Viele wollen sich nicht an diese schreckliche Zeit erinnern, und doch gehört sie als Unkultur zu unserer Kultur oder besser zu unserer Zivilisation. Zu unserem Menschsein gehört allemal auch, dass wir das Böse um uns und in uns erkennen und die Bilder einer unseligen Vergangenheit in unserem Inneren zulassen, dass wir uns erinnern. Nahezu 100 Millionen Menschen weltweit verloren im Zusammenhang mit dem Zweiten Weltkrieg ihr Leben, ihre Gesundheit, ihre Angehörigen, ihre Heimat, ihre Zukunft. Wir sehen junge Leute teilweise begeistert „zu den Waffen eilen“, verführt von einem „Führer“, der die schlimmsten aller Verbrechen in die deutsche Geschichte eingebrannt hat, Narben, die nie wieder zu beseitigen sind.

Wir wollen uns heute lediglich auf die Vorgänge in dem Ortsteil Arnsbach beschränken.
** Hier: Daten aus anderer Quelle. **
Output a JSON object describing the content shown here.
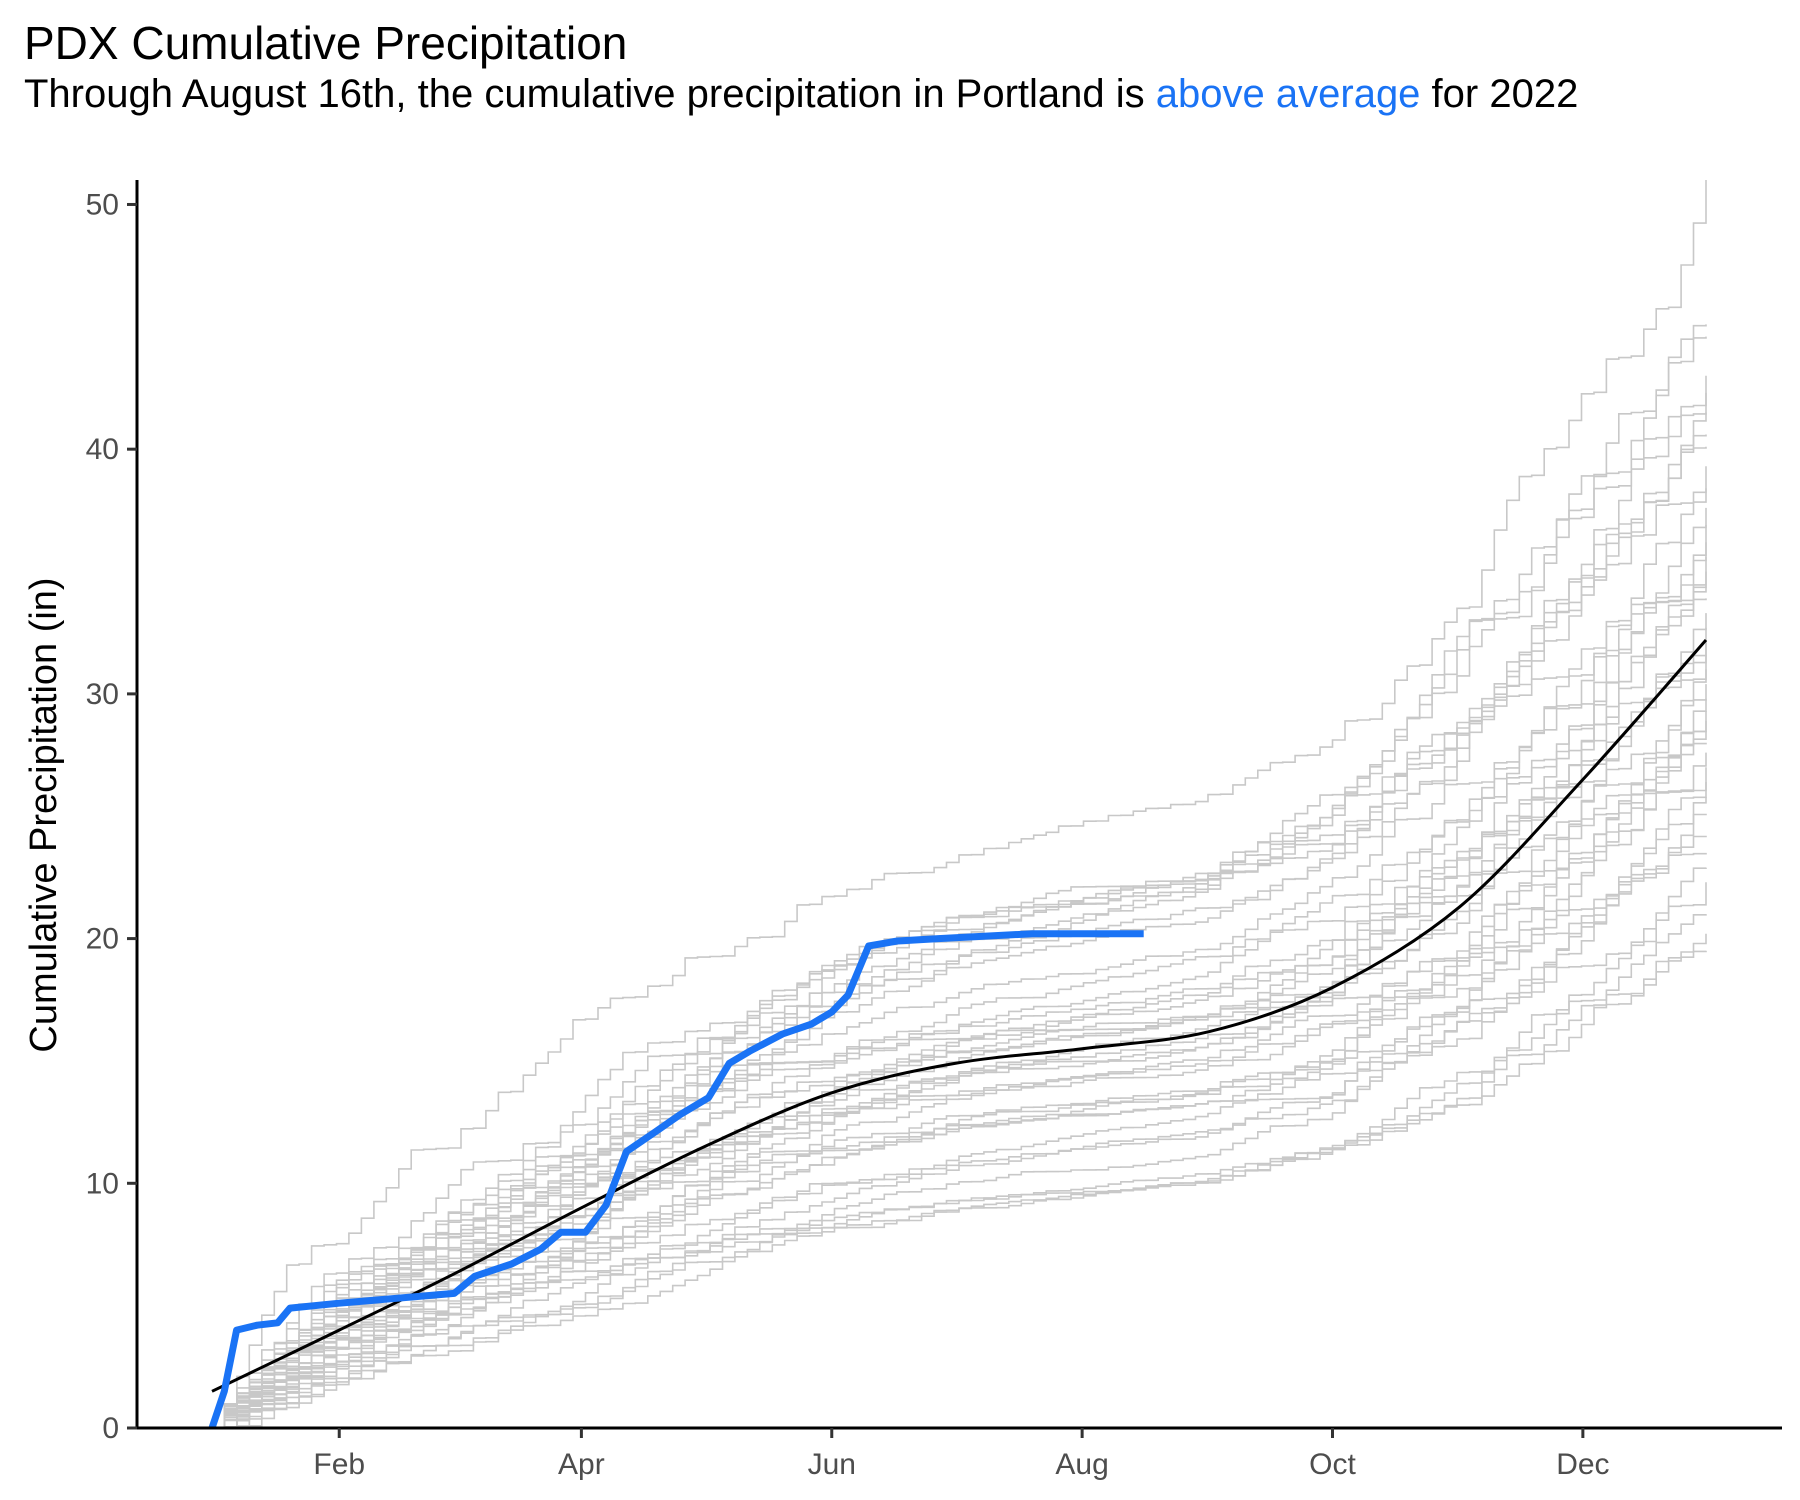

In dem kleinsten unserer Ortsteile wütete die Front an jenem Karsamstag in ungeahnter Härte. Es war ein Geschehen, das die meisten Soldaten, wenn sie nicht gerade selber an der Front in vorderster Linie waren, kaum erlebt haben. Es sind Augenzeugen, deren Erlebnisse am Nachmittag des 31. März 1945 festgehalten werden müssen.

Im Falle von Arnsbach geht es vor allem um eine Fahnenjunkergruppe, die offenbar noch den Krieg gewinnen wollte und sich in dem Hohlwegsystem von Arnsbach verschanzte. Mit von der Partie waren eine Reihe versprengter Wehrmachtsoldaten, auch Offiziere. Erschütternd, wie sie eine Reihe von fast 50-jährigen sogenannten Volkssturmmännern, die man unterwegs aufgelesen und zur Verteidigung mit herangezogen hatte, zum Widerstand verpflichtete.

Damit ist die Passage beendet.